Sparkie would never eat pork. Years ago when we first got her she got pissed and went on a hunger strike so I got every kind of cold cuts I could find and she started eating. She ate all of them. Except the pork. She never would eat it. I was sitting at the table eating pizza when she jumped on the table. I offerered her some pepperoni and she refused it.
Sparkie was militant and had enemy cats in the house. When her worst enemy got sick she sat with her and guarded her and attacked any cat that came too close. She was vocal and bossy and pushy, like a Jewish mother out of a Woody Allen film. She was as much like a jewish mom as she could be.
But she is dying.
When Dana comes home Sparkie sniffs and tries to find her because the light has grown dim in the room and in her eyes. While Dana nuzzles Sparkie I go out to the hall and into the bathroom to leak. I have barely finished when I hear Dana yelling at me.
She had a fit when she couldn’t find you, Dana says, looking at me gravely. I pick Sparkie up and put her on my lap until she falls asleep and into a coma she will not come out of.
She may not come out of this, I say.
Maybe she was hanging on till I got here because she didn’t want to die when you were alone, Dana suggests.
Or she wanted to see you one more time, I say.
We put her in the walk in closet on a towel.
That was Friday.

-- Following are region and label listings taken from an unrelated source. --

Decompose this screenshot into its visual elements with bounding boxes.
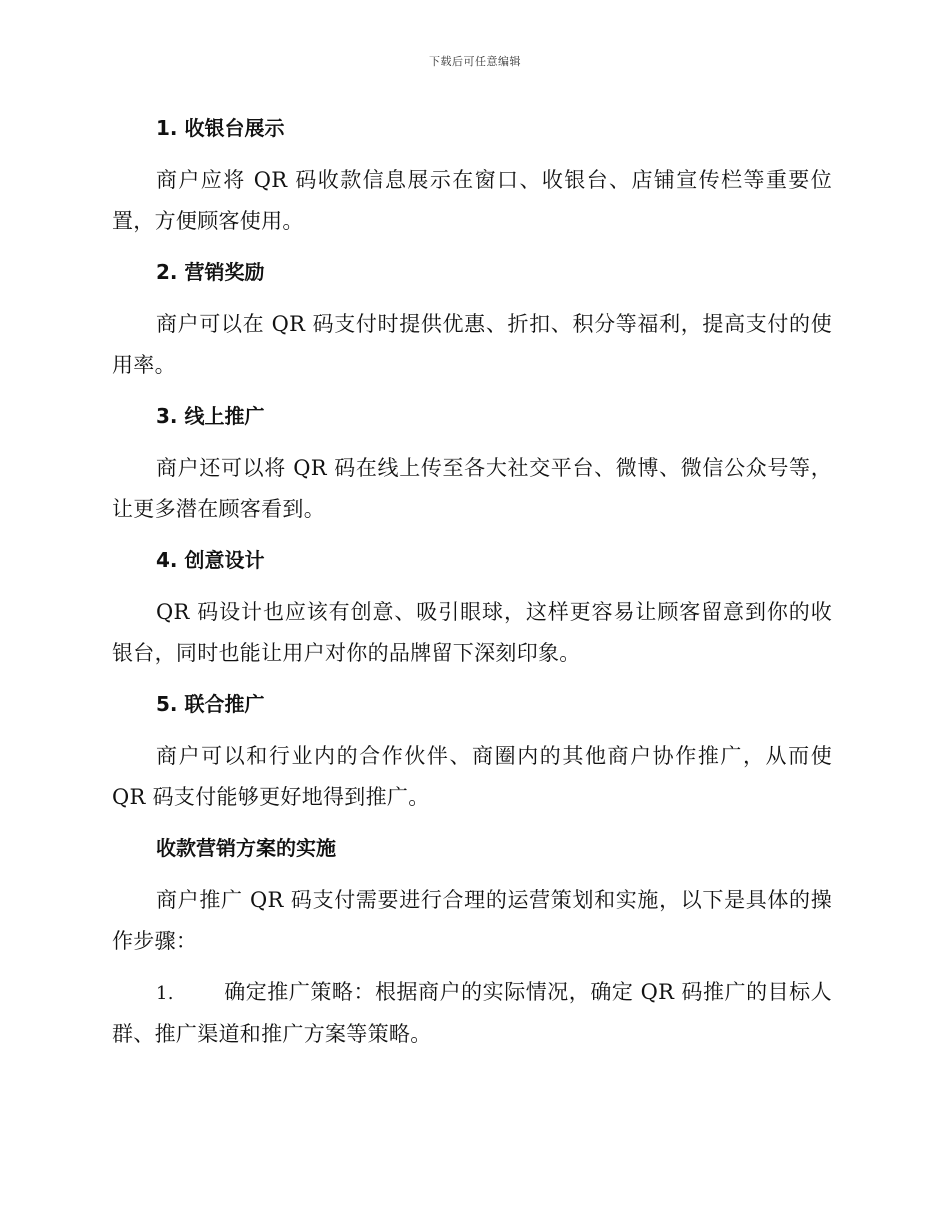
section-heading: 收款营销方案的实施 [156, 836, 336, 860]
numbered-list-item [112, 972, 832, 1055]
section-paragraph: 商户可以在 QR 码支付时提供优惠、折扣、积分等福利，提高支付的使用率。 [112, 312, 832, 377]
section-heading: 2. 营销奖励 [156, 260, 265, 284]
document-body [112, 108, 832, 1055]
section-paragraph: 商户应将 QR 码收款信息展示在窗口、收银台、店铺宣传栏等重要位置，方便顾客使用。 [112, 168, 832, 233]
list-item-number: 1. [156, 983, 174, 1004]
section-paragraph: 商户可以和行业内的合作伙伴、商圈内的其他商户协作推广，从而使 QR 码支付能够更好地得到推广。 [112, 744, 832, 809]
section-heading: 4. 创意设计 [156, 548, 265, 572]
page-header: 下载后可任意编辑 [429, 55, 521, 68]
section-heading: 1. 收银台展示 [156, 116, 285, 140]
section-paragraph: 商户推广 QR 码支付需要进行合理的运营策划和实施，以下是具体的操作步骤： [112, 888, 832, 953]
section-paragraph: QR 码设计也应该有创意、吸引眼球，这样更容易让顾客留意到你的收银台，同时也能让用户对你的品牌留下深刻印象。 [112, 600, 832, 665]
section-heading: 5. 联合推广 [156, 692, 265, 716]
list-item-text: 确定推广策略：根据商户的实际情况，确定 QR 码推广的目标人群、推广渠道和推广方案等策略。 [112, 980, 832, 1046]
section-paragraph: 商户还可以将 QR 码在线上传至各大社交平台、微博、微信公众号等，让更多潜在顾客看到。 [112, 456, 832, 521]
section-heading: 3. 线上推广 [156, 404, 265, 428]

She never came out of it Saturday. But she didn’t start to die until Sunday afternoon.
And right after the Falcons’ game I walk back to where she is lying on the bed, unconscious. I give Sparkie fluids, which is pointless but I do it anyway. All of a sudden she starts dying right there in the bright, dappled November sunshine.
She stiffens. That’s a jolt from her sympathetic nervous system trying to keep her alive. And in then in that cheerful light she stops breathing.
But her heart keeps on beating for thirty seconds and stops and she is dead.
We both stay away from each other the rest of Sunday, finding a way to grieve. Grief is a highly personal matter. I observe Sparkie’s life and death by not eating pork. Since she died to this day I have not eaten pork.
After I get back what’s left of Sparkie i get a little wooden urn for her ashes. Then I find the right store and buy a little blue Star of David and glue it on the urn and place the baggie of ashes in and seal it.
I am a nonbeliever but if I did believe I would say that if we have immortal souls why shouldn’t animals, even the lowest beast of the field? And if we are reunited in some afterlife with humans, why not our pets? Ecclesiasties notwithstanding I believe they would indeed have souls. Why not? And even if we are immortal only in the sense of being remembered by the living, Sparkie will live, deep in the hole in my heart that was ripped out when she died. Until Dana and i are no more Sparkie will live.
Why do animals not appear to grieve as we do? Since they are not blessed with speech and other gifts that make us “higher” organisms do they merely not need it? Or do they remember something we have forgotten, how to live with death without bitching but with acceptance and utter humility? Since they cannot speak they cannot tell us. Another agonizing unanswered question for the ages.
I have instructed Dana that if I die before her that she will put what’s left of Sparkie in my coffin with me even if she has to hide it, because Sparkie’s place is with me, always.
Sparkie, i will follow you into the dark.